In response to a CRN inquiry Wednesday, Cisco said it did not have any new information to share.

Cisco said in an advisory Monday that the zero-day privilege escalation vulnerability—which is tracked as CVE-2023-20198—warrants the maximum severity rating, 10.0 out of 10.0.

Exploitation of the critical vulnerability can allow a malicious actor to acquire “full control of the compromised device and [allow] possible subsequent unauthorized activity,” Cisco’s Talos threat intelligence team said in a blog post Monday.

The attacks are one of the most serious network device hacks in recent memory, experts have said.

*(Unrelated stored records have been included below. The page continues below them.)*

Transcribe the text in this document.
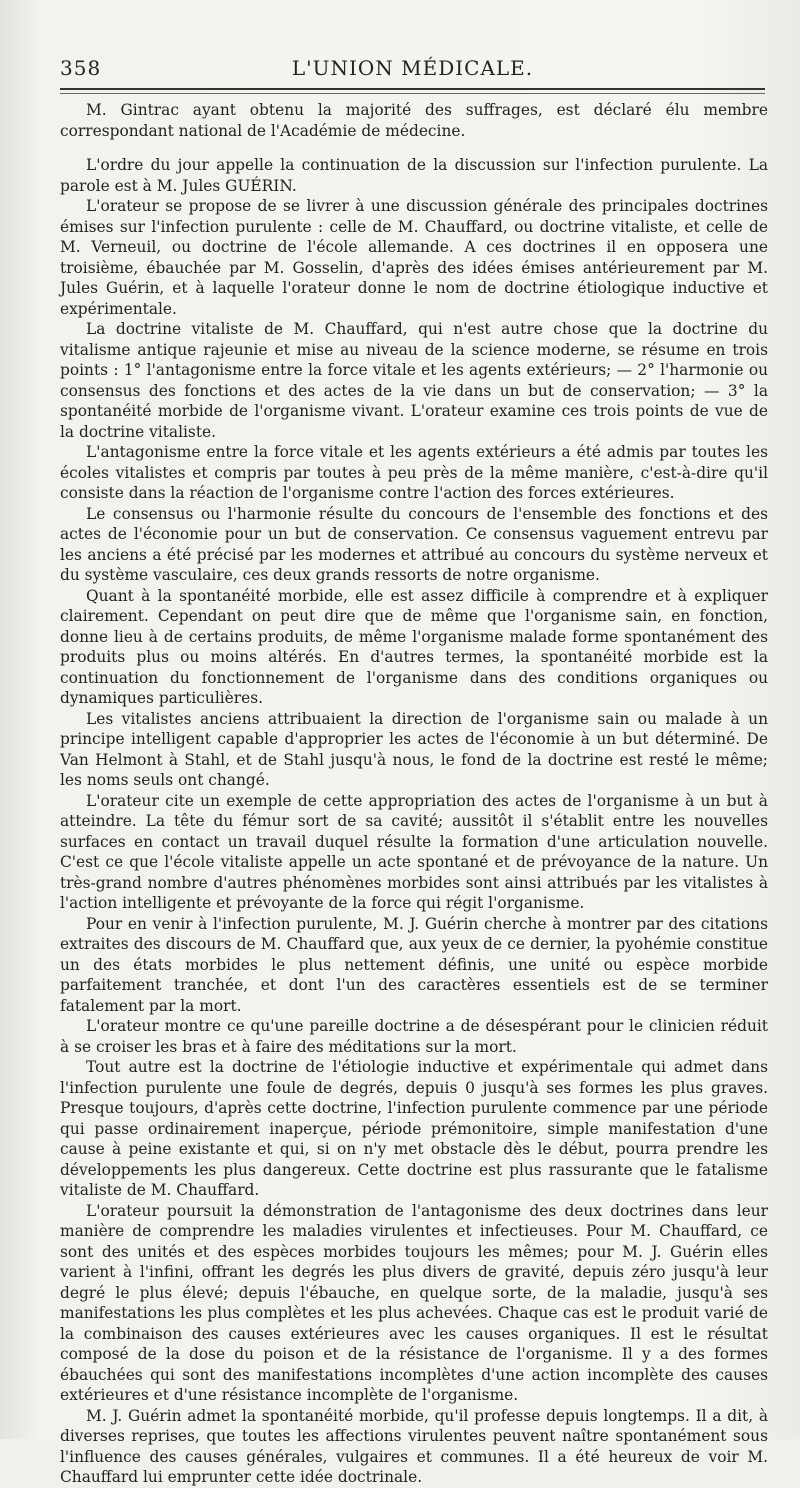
358	L'UNION MÉDICALE.

M. Gintrac ayant obtenu la majorité des suffrages, est déclaré élu membre correspondant national de l'Académie de médecine.

L'ordre du jour appelle la continuation de la discussion sur l'infection purulente. La parole est à M. Jules GUÉRIN.

L'orateur se propose de se livrer à une discussion générale des principales doctrines émises sur l'infection purulente : celle de M. Chauffard, ou doctrine vitaliste, et celle de M. Verneuil, ou doctrine de l'école allemande. A ces doctrines il en opposera une troisième, ébauchée par M. Gosselin, d'après des idées émises antérieurement par M. Jules Guérin, et à laquelle l'orateur donne le nom de doctrine étiologique inductive et expérimentale.

La doctrine vitaliste de M. Chauffard, qui n'est autre chose que la doctrine du vitalisme antique rajeunie et mise au niveau de la science moderne, se résume en trois points : 1° l'antagonisme entre la force vitale et les agents extérieurs; — 2° l'harmonie ou consensus des fonctions et des actes de la vie dans un but de conservation; — 3° la spontanéité morbide de l'organisme vivant. L'orateur examine ces trois points de vue de la doctrine vitaliste.

L'antagonisme entre la force vitale et les agents extérieurs a été admis par toutes les écoles vitalistes et compris par toutes à peu près de la même manière, c'est-à-dire qu'il consiste dans la réaction de l'organisme contre l'action des forces extérieures.

Le consensus ou l'harmonie résulte du concours de l'ensemble des fonctions et des actes de l'économie pour un but de conservation. Ce consensus vaguement entrevu par les anciens a été précisé par les modernes et attribué au concours du système nerveux et du système vasculaire, ces deux grands ressorts de notre organisme.

Quant à la spontanéité morbide, elle est assez difficile à comprendre et à expliquer clairement. Cependant on peut dire que de même que l'organisme sain, en fonction, donne lieu à de certains produits, de même l'organisme malade forme spontanément des produits plus ou moins altérés. En d'autres termes, la spontanéité morbide est la continuation du fonctionnement de l'organisme dans des conditions organiques ou dynamiques particulières.

Les vitalistes anciens attribuaient la direction de l'organisme sain ou malade à un principe intelligent capable d'approprier les actes de l'économie à un but déterminé. De Van Helmont à Stahl, et de Stahl jusqu'à nous, le fond de la doctrine est resté le même; les noms seuls ont changé.

L'orateur cite un exemple de cette appropriation des actes de l'organisme à un but à atteindre. La tête du fémur sort de sa cavité; aussitôt il s'établit entre les nouvelles surfaces en contact un travail duquel résulte la formation d'une articulation nouvelle. C'est ce que l'école vitaliste appelle un acte spontané et de prévoyance de la nature. Un très-grand nombre d'autres phénomènes morbides sont ainsi attribués par les vitalistes à l'action intelligente et prévoyante de la force qui régit l'organisme.

Pour en venir à l'infection purulente, M. J. Guérin cherche à montrer par des citations extraites des discours de M. Chauffard que, aux yeux de ce dernier, la pyohémie constitue un des états morbides le plus nettement définis, une unité ou espèce morbide parfaitement tranchée, et dont l'un des caractères essentiels est de se terminer fatalement par la mort.

L'orateur montre ce qu'une pareille doctrine a de désespérant pour le clinicien réduit à se croiser les bras et à faire des méditations sur la mort.

Tout autre est la doctrine de l'étiologie inductive et expérimentale qui admet dans l'infection purulente une foule de degrés, depuis 0 jusqu'à ses formes les plus graves. Presque toujours, d'après cette doctrine, l'infection purulente commence par une période qui passe ordinairement inaperçue, période prémonitoire, simple manifestation d'une cause à peine existante et qui, si on n'y met obstacle dès le début, pourra prendre les développements les plus dangereux. Cette doctrine est plus rassurante que le fatalisme vitaliste de M. Chauffard.

L'orateur poursuit la démonstration de l'antagonisme des deux doctrines dans leur manière de comprendre les maladies virulentes et infectieuses. Pour M. Chauffard, ce sont des unités et des espèces morbides toujours les mêmes; pour M. J. Guérin elles varient à l'infini, offrant les degrés les plus divers de gravité, depuis zéro jusqu'à leur degré le plus élevé; depuis l'ébauche, en quelque sorte, de la maladie, jusqu'à ses manifestations les plus complètes et les plus achevées. Chaque cas est le produit varié de la combinaison des causes extérieures avec les causes organiques. Il est le résultat composé de la dose du poison et de la résistance de l'organisme. Il y a des formes ébauchées qui sont des manifestations incomplètes d'une action incomplète des causes extérieures et d'une résistance incomplète de l'organisme.

M. J. Guérin admet la spontanéité morbide, qu'il professe depuis longtemps. Il a dit, à diverses reprises, que toutes les affections virulentes peuvent naître spontanément sous l'influence des causes générales, vulgaires et communes. Il a été heureux de voir M. Chauffard lui emprunter cette idée doctrinale.
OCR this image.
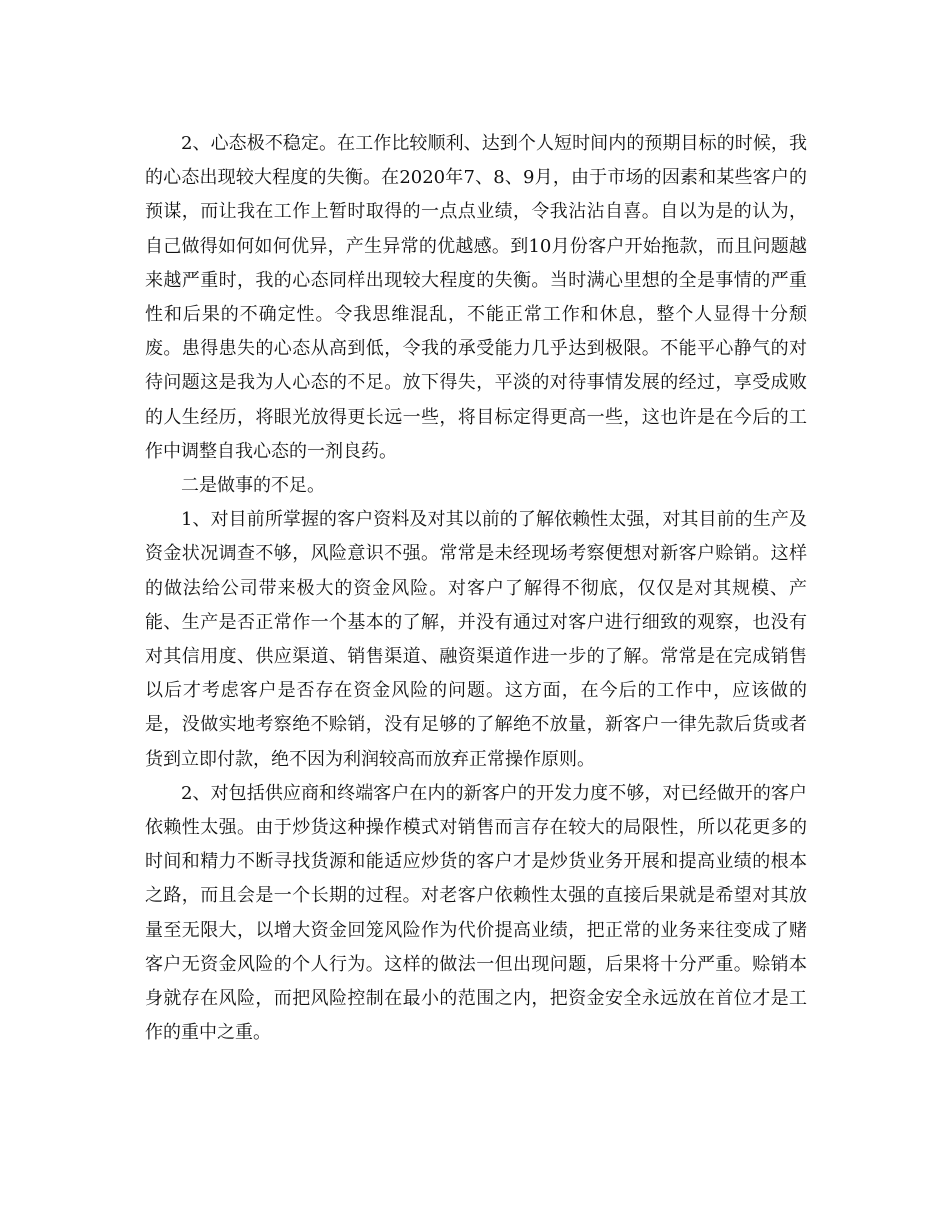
2、心态极不稳定。在工作比较顺利、达到个人短时间内的预期目标的时候，我的心态出现较大程度的失衡。在2020年7、8、9月，由于市场的因素和某些客户的预谋，而让我在工作上暂时取得的一点点业绩，令我沾沾自喜。自以为是的认为，自己做得如何如何优异，产生异常的优越感。到10月份客户开始拖款，而且问题越来越严重时，我的心态同样出现较大程度的失衡。当时满心里想的全是事情的严重性和后果的不确定性。令我思维混乱，不能正常工作和休息，整个人显得十分颓废。患得患失的心态从高到低，令我的承受能力几乎达到极限。不能平心静气的对待问题这是我为人心态的不足。放下得失，平淡的对待事情发展的经过，享受成败的人生经历，将眼光放得更长远一些，将目标定得更高一些，这也许是在今后的工作中调整自我心态的一剂良药。

二是做事的不足。

1、对目前所掌握的客户资料及对其以前的了解依赖性太强，对其目前的生产及资金状况调查不够，风险意识不强。常常是未经现场考察便想对新客户赊销。这样的做法给公司带来极大的资金风险。对客户了解得不彻底，仅仅是对其规模、产能、生产是否正常作一个基本的了解，并没有通过对客户进行细致的观察，也没有对其信用度、供应渠道、销售渠道、融资渠道作进一步的了解。常常是在完成销售以后才考虑客户是否存在资金风险的问题。这方面，在今后的工作中，应该做的是，没做实地考察绝不赊销，没有足够的了解绝不放量，新客户一律先款后货或者货到立即付款，绝不因为利润较高而放弃正常操作原则。

2、对包括供应商和终端客户在内的新客户的开发力度不够，对已经做开的客户依赖性太强。由于炒货这种操作模式对销售而言存在较大的局限性，所以花更多的时间和精力不断寻找货源和能适应炒货的客户才是炒货业务开展和提高业绩的根本之路，而且会是一个长期的过程。对老客户依赖性太强的直接后果就是希望对其放量至无限大，以增大资金回笼风险作为代价提高业绩，把正常的业务来往变成了赌客户无资金风险的个人行为。这样的做法一但出现问题，后果将十分严重。赊销本身就存在风险，而把风险控制在最小的范围之内，把资金安全永远放在首位才是工作的重中之重。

“The last few weeks have seen their fair share of potential sky-crumbling advisories,” Censys researchers said in a post. Those have included a vulnerability in Exim mail servers, “which amounted to much of nothing,” and an HTTP/2 attack that turned out to have a very narrow impact.

“But this time, Apollo, I think we have a problem,” the Censys researchers wrote, referring to the Cisco IOS XE vulnerability. “Attackers have already used this vulnerability to exploit tens of thousands of devices to gain access and install a backdoor.”

Cisco’s advisory Monday indicated that the vulnerability impacts the web user interface (UI) capability in IOS XE when it’s exposed to the web, or to an untrusted network. The flaw can enable escalation of privileges by a remote user without authentication, Cisco said.

Cisco said in an update to its advisory Tuesday that an access restriction measure it has shared is effective at stopping exploits of the vulnerability in IOS XE.

The tech giant has said it is addressing the critical security issue “as a matter of top priority.”

“We are working non-stop to provide a software fix and we strongly urge customers to take immediate action as outlined in the security advisory,” Cisco said in a statement to CRN Monday.

Cisco has not provided the list of devices affected, meaning that any switch, router or WLC (Wireless LAN Controller) that’s running IOS XE and has the web UI exposed to the internet is vulnerable, according to Mayuresh Dani, manager of threat research at cybersecurity firm Qualys.

The Cisco IOS XE attacks appear to be the work of a sophisticated threat actor, which is surprising due to the scale of the attacks, according to VulnCheck CTO Jacob Baines. The implant being delivered by the attacker is customized to IOS XE, he noted.

The fact that the attacker was capable of developing the implant—and installing it broadly using a zero-day vulnerability—suggests this is the rare case of a “very sophisticated” threat actor doing its work “at scale,” he said.